Um fundo de previdência público do Amapá aplicou 400 milhões de reais no Banco Master. Esse valor é o segundo maior aporte de uma entidade pública no banco, que foi liquidado pelo Banco Central no fim do ano passado. A operação chamou a atenção da polícia e do Ministério Público, que investigam possíveis irregularidades.
No topo da lista está o fundo do Rio de Janeiro, com quase um bilhão de reais aplicado. No total, dezoito entidades estaduais e municipais direcionaram recursos para o Banco Master. Apenas num curto período, entre outubro de 2023 e dezembro de 2024, esses fundos aplicaram cerca de 1,9 bilhão.
Essas aplicações foram feitas principalmente em Letras Financeiras. Esse tipo de investimento não tem a cobertura do Fundo Garantidor de Créditos, o FGC. Mesmo se tivesse, a proteção seria limitada a 250 mil reais por CPF ou CNPJ, o que é muito pouco perto dos valores aplicados.
Onde estão os maiores investimentos
O fundo de previdência dos servidores do estado do Rio de Janeiro lidera, com R$ 970 milhões. Em seguida vem o Amapá, com seus R$ 400 milhões. A lista inclui ainda cidades de diversos estados, como Maceió, em Alagoas, e São Roque, no interior de São Paulo.
Municípios menores também aparecem com valores significativos. Cajamar, em São Paulo, aplicou 87 milhões. Itaguaí, no Rio de Janeiro, direcionou 59,6 milhões. O estado do Amazonas entrou com 50 milhões, completando o grupo dos maiores investidores.
A escala das aplicações surpreende porque, no início de 2023, essas mesmas entidades praticamente não tinham recursos no Banco Master. O crescimento rápido dos investimentos em um só banco levantou alertas nos órgãos de controle.
Risco para os cofres públicos
Com a liquidação do Banco Master, o prejuízo financeiro agora é uma ameaça real. De acordo com o Ministério da Previdência, eventuais perdas ficarão sob responsabilidade direta de prefeituras e governos estaduais. O impacto não será repassado aos servidores aposentados.
Alguns desses fundos já enfrentavam problemas, com déficits atuariais elevados antes mesmo desse episódio. Eles dependiam de aportes extras dos governos locais para manter o pagamento de benefícios. Uma perda grande agora pode complicar ainda mais a situação.
Outras entidades afirmam que seguiram as regras vigentes na época das aplicações. Elas destacam que o banco possuía classificações de risco consideradas adequadas. A questão, porém, vai além da análise técnica momentânea e envolve a governança desses recursos.

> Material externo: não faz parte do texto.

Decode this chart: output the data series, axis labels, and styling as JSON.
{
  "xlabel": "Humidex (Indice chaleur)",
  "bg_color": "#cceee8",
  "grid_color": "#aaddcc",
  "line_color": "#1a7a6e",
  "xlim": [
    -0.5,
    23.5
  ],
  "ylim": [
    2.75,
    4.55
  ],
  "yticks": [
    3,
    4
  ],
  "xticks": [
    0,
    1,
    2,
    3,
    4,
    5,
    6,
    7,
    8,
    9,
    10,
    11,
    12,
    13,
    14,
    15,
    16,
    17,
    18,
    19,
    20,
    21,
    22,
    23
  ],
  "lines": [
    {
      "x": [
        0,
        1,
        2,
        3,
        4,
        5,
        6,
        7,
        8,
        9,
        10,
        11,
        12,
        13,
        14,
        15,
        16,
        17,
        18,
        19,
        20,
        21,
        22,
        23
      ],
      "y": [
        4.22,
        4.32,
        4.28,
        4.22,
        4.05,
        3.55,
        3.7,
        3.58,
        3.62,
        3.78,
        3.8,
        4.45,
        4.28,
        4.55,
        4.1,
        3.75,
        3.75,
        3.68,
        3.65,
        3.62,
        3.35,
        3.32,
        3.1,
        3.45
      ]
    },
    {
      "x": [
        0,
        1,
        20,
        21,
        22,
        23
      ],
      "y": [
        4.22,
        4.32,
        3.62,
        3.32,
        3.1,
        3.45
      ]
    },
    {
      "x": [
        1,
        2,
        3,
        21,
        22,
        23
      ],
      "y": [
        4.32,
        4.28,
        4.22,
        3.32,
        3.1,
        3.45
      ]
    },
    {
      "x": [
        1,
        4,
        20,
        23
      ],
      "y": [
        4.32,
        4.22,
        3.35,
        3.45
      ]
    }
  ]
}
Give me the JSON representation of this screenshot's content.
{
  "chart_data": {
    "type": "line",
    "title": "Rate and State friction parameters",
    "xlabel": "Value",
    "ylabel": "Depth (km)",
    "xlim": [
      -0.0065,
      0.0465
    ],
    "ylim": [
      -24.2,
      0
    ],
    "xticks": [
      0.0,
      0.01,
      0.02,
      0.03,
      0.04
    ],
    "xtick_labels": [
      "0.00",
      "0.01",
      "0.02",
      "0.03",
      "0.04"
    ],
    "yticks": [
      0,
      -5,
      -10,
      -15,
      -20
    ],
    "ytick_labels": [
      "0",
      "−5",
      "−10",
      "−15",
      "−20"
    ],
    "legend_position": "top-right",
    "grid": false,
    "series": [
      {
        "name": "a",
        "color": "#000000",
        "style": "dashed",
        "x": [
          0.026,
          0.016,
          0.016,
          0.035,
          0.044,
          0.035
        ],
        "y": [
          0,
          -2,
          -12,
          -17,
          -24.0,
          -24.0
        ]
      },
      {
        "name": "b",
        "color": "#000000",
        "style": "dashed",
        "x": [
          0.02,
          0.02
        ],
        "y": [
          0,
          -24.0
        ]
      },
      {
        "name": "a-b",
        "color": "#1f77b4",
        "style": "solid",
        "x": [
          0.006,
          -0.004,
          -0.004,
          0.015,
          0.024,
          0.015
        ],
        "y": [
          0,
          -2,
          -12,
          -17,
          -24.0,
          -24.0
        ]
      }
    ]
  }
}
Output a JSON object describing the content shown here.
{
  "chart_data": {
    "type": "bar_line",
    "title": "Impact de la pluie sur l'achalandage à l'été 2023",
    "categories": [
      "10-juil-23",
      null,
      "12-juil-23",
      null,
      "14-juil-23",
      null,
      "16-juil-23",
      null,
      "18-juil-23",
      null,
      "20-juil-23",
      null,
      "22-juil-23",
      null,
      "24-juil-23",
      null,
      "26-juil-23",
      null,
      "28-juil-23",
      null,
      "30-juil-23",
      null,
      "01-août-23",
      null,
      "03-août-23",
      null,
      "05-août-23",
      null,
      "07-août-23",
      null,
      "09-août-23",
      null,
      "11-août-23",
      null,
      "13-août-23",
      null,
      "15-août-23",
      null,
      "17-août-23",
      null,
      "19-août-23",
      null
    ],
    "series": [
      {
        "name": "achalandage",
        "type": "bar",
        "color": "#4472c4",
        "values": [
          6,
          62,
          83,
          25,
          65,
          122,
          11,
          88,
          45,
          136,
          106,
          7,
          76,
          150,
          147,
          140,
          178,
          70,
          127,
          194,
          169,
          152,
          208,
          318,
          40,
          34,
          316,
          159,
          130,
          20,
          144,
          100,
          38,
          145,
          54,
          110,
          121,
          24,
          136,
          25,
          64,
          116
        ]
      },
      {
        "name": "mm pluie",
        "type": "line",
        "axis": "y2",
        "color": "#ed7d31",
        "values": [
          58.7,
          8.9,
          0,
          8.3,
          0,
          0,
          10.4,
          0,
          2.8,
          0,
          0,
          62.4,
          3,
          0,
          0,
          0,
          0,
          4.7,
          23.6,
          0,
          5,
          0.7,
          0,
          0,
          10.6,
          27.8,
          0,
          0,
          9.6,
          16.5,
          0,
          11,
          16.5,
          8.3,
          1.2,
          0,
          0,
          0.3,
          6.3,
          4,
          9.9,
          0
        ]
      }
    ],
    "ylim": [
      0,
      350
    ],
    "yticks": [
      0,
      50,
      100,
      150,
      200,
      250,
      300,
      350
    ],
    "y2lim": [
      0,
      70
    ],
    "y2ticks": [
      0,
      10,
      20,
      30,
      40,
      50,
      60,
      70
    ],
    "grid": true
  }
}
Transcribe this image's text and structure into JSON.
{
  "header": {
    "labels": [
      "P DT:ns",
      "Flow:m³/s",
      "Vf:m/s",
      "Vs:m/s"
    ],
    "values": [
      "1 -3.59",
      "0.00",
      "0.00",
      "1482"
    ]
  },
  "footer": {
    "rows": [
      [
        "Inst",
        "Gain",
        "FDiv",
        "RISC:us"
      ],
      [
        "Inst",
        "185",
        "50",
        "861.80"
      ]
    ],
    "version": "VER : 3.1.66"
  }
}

Sistemas de fiscalização diferentes
Enquanto fundos de pensão privados são supervisionados pela Previc, os regimes próprios dos servidores têm outra estrutura. Os RPPS são fiscalizados pelos tribunais de contas e pelo Ministério da Previdência, o que pode gerar exposição a pressões políticas.
Em São Paulo, o Ministério Público de Contas chegou a alertar o tribunal estadual sobre os investimentos meses antes da liquidação. Os processos ainda estão em análise. A Previc já informou que nenhum fundo de pensão fechado por ela supervisionado tinha aplicações no banco.
Existem cerca de 2,1 mil entidades desse tipo no país, administrando um patrimônio de aproximadamente 372 bilhões de reais. O caso reacendeu o debate sobre como proteger o dinheiro que garante a aposentadoria de tantos servidores públicos.